Perwakilan Kepala Bappeda Provinsi Riau mengungkapkan, seluruh perencanaan pembangunan merupakan upaya bersama dalam menerapkan pendekatan pembangunan secara teknokratis dengan mempertimbangkan kapasitas keuangan daerah. Sebab, menurutnya, keuangan daerah adalah salah satu kunci keberhasilan pembangunan.

"Selain itu, keberhasilan pembangunan juga bergantung pada penetapan target pembangunan itu sendiri dan sinergitas antar pihak," jelasnya.

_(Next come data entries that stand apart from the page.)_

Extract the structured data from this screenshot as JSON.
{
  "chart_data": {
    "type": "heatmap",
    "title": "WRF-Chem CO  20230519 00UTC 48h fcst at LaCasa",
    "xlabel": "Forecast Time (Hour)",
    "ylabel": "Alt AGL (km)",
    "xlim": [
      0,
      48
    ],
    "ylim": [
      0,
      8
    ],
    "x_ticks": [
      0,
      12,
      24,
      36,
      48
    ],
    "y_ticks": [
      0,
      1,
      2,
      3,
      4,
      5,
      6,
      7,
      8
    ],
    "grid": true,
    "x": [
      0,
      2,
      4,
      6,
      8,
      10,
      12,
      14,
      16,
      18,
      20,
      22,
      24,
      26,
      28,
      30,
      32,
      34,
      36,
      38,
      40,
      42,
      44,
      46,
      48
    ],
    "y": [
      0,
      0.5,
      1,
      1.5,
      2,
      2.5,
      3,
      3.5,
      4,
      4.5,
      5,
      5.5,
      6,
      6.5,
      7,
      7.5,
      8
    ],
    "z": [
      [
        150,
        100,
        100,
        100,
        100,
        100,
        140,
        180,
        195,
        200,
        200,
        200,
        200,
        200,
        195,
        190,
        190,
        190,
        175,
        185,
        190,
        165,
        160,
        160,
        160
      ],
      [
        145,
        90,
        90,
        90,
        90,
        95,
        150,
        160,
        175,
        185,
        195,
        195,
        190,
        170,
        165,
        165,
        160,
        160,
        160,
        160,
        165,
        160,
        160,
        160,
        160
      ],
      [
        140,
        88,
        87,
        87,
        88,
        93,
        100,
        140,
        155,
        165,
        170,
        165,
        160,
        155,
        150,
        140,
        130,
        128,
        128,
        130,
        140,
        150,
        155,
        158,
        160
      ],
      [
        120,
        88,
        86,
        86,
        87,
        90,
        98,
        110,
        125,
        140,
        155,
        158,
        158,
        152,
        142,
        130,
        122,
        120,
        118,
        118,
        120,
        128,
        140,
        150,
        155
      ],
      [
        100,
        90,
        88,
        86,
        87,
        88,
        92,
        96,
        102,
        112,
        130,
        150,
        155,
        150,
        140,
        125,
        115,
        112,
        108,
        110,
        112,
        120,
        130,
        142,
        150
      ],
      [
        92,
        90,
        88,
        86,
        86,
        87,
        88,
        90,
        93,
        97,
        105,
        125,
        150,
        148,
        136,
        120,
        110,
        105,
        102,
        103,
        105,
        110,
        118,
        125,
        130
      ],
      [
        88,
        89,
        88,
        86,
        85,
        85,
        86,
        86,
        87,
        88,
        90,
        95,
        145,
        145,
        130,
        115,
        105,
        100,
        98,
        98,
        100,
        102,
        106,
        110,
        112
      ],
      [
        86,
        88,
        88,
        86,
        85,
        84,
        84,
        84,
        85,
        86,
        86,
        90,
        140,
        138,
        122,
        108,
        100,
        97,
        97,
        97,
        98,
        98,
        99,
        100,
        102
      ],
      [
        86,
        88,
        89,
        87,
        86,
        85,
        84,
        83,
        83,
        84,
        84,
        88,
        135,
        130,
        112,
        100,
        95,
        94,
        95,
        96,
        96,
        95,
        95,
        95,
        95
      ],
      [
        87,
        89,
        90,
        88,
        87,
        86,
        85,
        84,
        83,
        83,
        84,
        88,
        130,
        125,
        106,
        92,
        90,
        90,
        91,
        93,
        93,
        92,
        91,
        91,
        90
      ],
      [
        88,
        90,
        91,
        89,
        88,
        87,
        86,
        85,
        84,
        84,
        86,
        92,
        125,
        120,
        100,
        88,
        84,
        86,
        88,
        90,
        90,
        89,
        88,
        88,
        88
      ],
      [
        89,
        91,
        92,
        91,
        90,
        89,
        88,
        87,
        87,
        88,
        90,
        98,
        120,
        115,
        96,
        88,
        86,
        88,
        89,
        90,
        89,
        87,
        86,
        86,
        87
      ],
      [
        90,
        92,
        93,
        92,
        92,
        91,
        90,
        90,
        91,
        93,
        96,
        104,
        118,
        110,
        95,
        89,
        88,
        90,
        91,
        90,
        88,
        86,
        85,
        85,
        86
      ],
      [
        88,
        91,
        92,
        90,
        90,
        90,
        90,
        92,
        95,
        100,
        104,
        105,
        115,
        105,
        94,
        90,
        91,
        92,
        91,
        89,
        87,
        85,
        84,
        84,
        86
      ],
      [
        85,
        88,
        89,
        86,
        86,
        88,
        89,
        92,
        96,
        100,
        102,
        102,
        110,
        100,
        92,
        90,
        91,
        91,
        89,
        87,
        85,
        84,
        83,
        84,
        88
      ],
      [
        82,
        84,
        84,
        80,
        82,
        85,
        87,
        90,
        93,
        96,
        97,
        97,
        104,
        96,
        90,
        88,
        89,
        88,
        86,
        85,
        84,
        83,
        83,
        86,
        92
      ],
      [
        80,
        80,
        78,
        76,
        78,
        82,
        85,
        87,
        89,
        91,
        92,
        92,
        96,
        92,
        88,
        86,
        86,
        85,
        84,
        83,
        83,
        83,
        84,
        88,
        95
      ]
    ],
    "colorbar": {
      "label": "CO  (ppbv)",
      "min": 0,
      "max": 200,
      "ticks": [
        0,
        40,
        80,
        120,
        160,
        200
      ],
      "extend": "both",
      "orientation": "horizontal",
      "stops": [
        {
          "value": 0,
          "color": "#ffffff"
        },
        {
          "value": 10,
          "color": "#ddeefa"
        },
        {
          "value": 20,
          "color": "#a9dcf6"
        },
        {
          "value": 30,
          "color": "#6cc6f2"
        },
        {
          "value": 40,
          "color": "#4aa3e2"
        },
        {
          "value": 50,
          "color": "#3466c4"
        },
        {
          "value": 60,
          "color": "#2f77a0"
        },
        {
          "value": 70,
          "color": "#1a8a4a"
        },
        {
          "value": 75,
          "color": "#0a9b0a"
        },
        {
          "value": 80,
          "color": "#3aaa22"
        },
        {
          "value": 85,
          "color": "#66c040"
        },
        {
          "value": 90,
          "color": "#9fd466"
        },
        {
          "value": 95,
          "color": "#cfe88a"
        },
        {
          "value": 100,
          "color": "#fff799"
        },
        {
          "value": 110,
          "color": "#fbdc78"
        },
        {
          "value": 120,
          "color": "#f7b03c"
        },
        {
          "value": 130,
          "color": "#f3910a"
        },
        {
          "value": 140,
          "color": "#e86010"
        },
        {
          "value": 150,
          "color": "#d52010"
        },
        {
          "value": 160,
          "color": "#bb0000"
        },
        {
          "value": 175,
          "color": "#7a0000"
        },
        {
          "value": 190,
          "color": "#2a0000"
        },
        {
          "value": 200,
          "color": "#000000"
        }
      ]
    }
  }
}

Dia menambahkan, jika dicermati pada Undang-undang 23 Tahun 2014 tentang Pemerintahan Daerah yang menjadi implikasi mendasar di berbagai aspek Pemerintahan Daerah, masih terdapat tumpang tindih tugas antar sektor dan pembiayaan pembangunan.

"Sehingga, kita dituntut untuk lebih selekif dan efektif dalam penyusunan rencana pembangunan," paparnya.***(adv).